Crescent Pie & Sausage Co.
WHY IT’S NOTEWORTHY
As the name implies, the Crescent Pie & Sausage Company has addressed the newly-reinforced mania for sausages. They make all their own sausages, in many different styles, some quite exotic. They serve them as is, or plow them under other ingredients in a wide variety of dishes, some of them innovative.
The pies referred to are of three kinds: savory half-moon-shaped fried pies in the Natchitoches style, pizza pies (made with cheeses made in house), and dessert pies. All those are very well constructed. Better, frankly, than are the sausages. (I haven’t had one here yet that was as good as the best of the bigger local sausage makers.) The menu gaps are filled by an assortment of sandwiches and platters. Again, some are very familiar (red beans, pasta with red sauce and hot Italian sausage) and others are offbeat (the German and merguez sausage plates). This may be the best restaurant in town for Cajun jambalaya.
Bart Bell and Jeff Baron established themselves in the neighborhood with a breakfast place called Huevos. That opened fairly soon after Katrina, and fit so well into the new dining ethos that the two young chefs opened Crescent Pie & Sausage next door in 2009. What they had on their mind was inspired by the sausage-making boucheries in the Cajun country. (And, probably, the great success of Cochon, whose style drew from the same source.) The sausage business has been so good that they’ve closed Huevos (they say it will reopen somewhere else) and they’ll use the space to expand the sausage operation to include retail.
A house–raised quite a bit, it appears, after the deep flooding this neighborhood took after K–has been renovated into one large room with an open kitchen and an oversize bar. The look is rustic. The service staff is bright, and they are capable of answering questions about, say, the many beers available here. (Enough that you could call the place a gastropub.)
»Single link of sausage
Soup of the day
»Bad Bart’s black jambalaya (pork, chicken, sausage, black eye peas)
Panzanella salad (mushrooms, peppers, artichokes, grilled ciabbatta bread)
Crescent salad (chicken, bacon, mushrooms, blue cheese,
Pan fried mac ‘n’ cheese
»Meat pies (duck, seafood, vegetarian)
»Brisket, red onion, poblano, red pepper aioli, BBQ sauce
Pecan-smoked turkey breast, fig spread, spicy mustard, ciabatta
»Bratwurst, pickled cabbage
»Hot sausage po-boy
»Margherita (mozzarella, tomatoes, basil)
BLT with spinach pesto
Hot coppa salami, arugula, peppadews, garlic oil, blue cheese
»Lamb sausage, roasted red pepper, olives, artichokes, goat cheese
Cuban calzone (smoked coppa, pork, mozzarella, Swiss, jalapeno pesto
»Mixed grill of sausages
»Deutsche plate (bratwurst, pickled cabbage, German potato salad)

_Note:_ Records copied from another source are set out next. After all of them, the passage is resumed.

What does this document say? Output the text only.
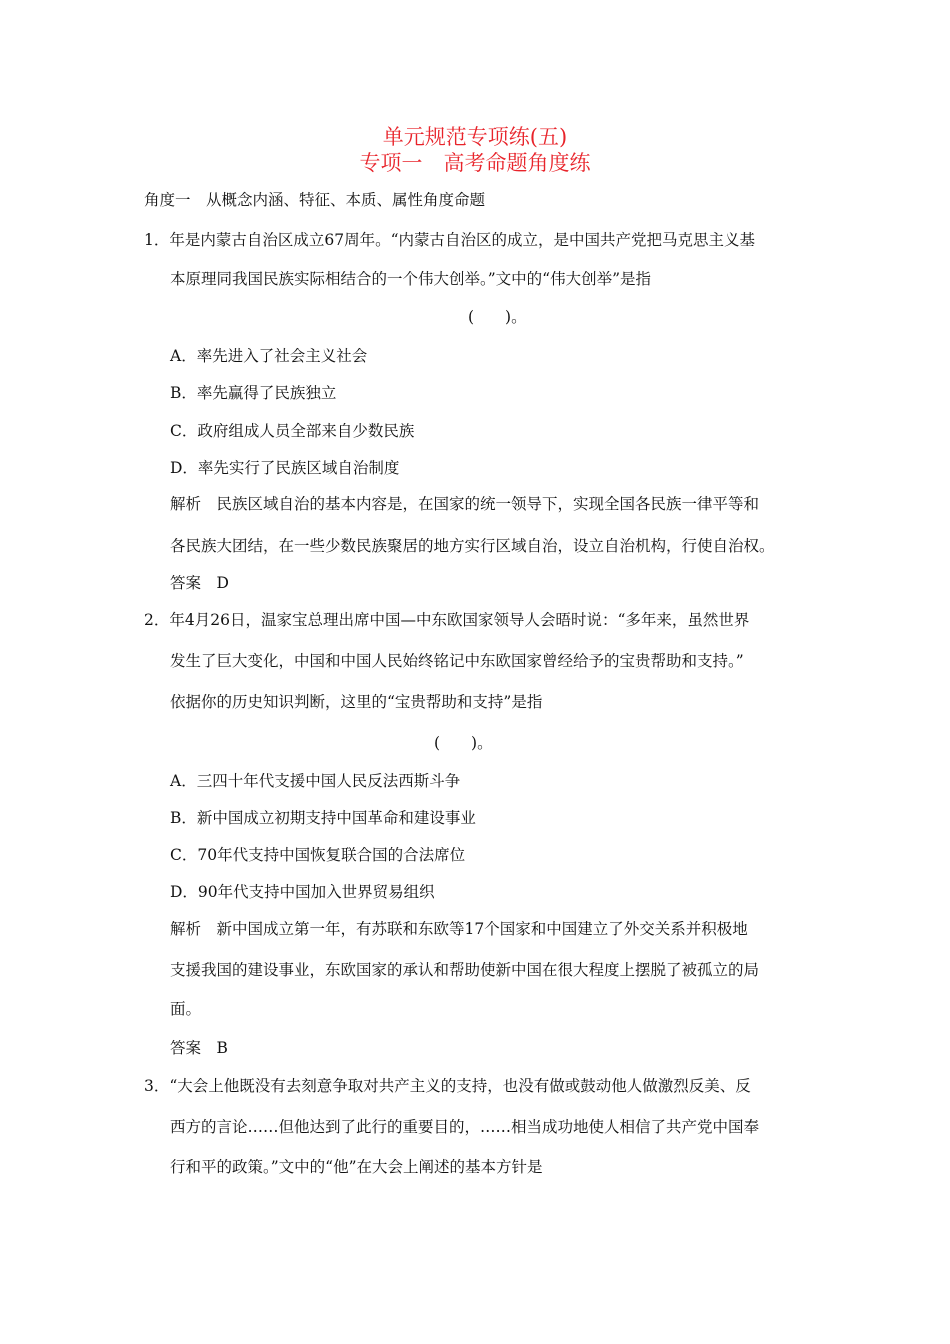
单元规范专项练(五)
专项一　高考命题角度练
角度一　从概念内涵、特征、本质、属性角度命题
1．年是内蒙古自治区成立67周年。“内蒙古自治区的成立，是中国共产党把马克思主义基
本原理同我国民族实际相结合的一个伟大创举。”文中的“伟大创举”是指
(　　)。
A．率先进入了社会主义社会
B．率先赢得了民族独立
C．政府组成人员全部来自少数民族
D．率先实行了民族区域自治制度
解析　民族区域自治的基本内容是，在国家的统一领导下，实现全国各民族一律平等和
各民族大团结，在一些少数民族聚居的地方实行区域自治，设立自治机构，行使自治权。
答案　D
2．年4月26日，温家宝总理出席中国—中东欧国家领导人会晤时说：“多年来，虽然世界
发生了巨大变化，中国和中国人民始终铭记中东欧国家曾经给予的宝贵帮助和支持。”
依据你的历史知识判断，这里的“宝贵帮助和支持”是指
(　　)。
A．三四十年代支援中国人民反法西斯斗争
B．新中国成立初期支持中国革命和建设事业
C．70年代支持中国恢复联合国的合法席位
D．90年代支持中国加入世界贸易组织
解析　新中国成立第一年，有苏联和东欧等17个国家和中国建立了外交关系并积极地
支援我国的建设事业，东欧国家的承认和帮助使新中国在很大程度上摆脱了被孤立的局
面。
答案　B
3．“大会上他既没有去刻意争取对共产主义的支持，也没有做或鼓动他人做激烈反美、反
西方的言论……但他达到了此行的重要目的，……相当成功地使人相信了共产党中国奉
行和平的政策。”文中的“他”在大会上阐述的基本方针是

»Merguez (lamb sausage, arugala, harissa, yuca chips)
Chaurice with mac ‘n’ cheese, okra
Fresh house-made pies with vanilla ice cream
Root beer float with vanilla bean
Framboise & creole cream cheese ice cream float
FOR BEST RESULTS
They seem to be busier at lunch than at dinner, but the crowds that attended the place during its phenom period have thinned enough to allow quick seating.
OPPORTUNITIES FOR IMPROVEMENT
The good but off-standard merguez sausage needs either a different name or a reformulation. The way they have the menus stapled to pieces of cardboard strikes me as shabby. The current meat pie (duck) is good, but a disappointment for those who might want the classic spicy ground beef pie.
FACTORS OTHER THAN FOOD
Up to three points, positive or negative, for these characteristics. Absence of points denotes average performance in the matter.
- Dining Environment
- Consistency +1
- Value +2
- Attitude +2
- Wine & Bar +1
- Hipness +2
- Local Color +2
- Courtyard or deck dining
- Open Monday lunch and dinner
- Open all afternoon
- Quick, good meal
- Easy, nearby parking
- No reservations
ANECDOTES AND ANALYSIS
The dislocations of Hurricane Katrina triggered many new cultural phenomena. A number of entirely new restaurant categories sprouted in the open sun. Among them was a new interest in sausage. New Orleans has always been a sausage-loving town, but we stuck mostly to our own styles. Enough so that even Cajun sausages were not as common here as they should have been.
I find myself asking (sometimes in ridiculous places, like poor boy shops) whether the restaurant is making its own sausage. The answer is usually no. But quite a few places do, in fact, roll their own.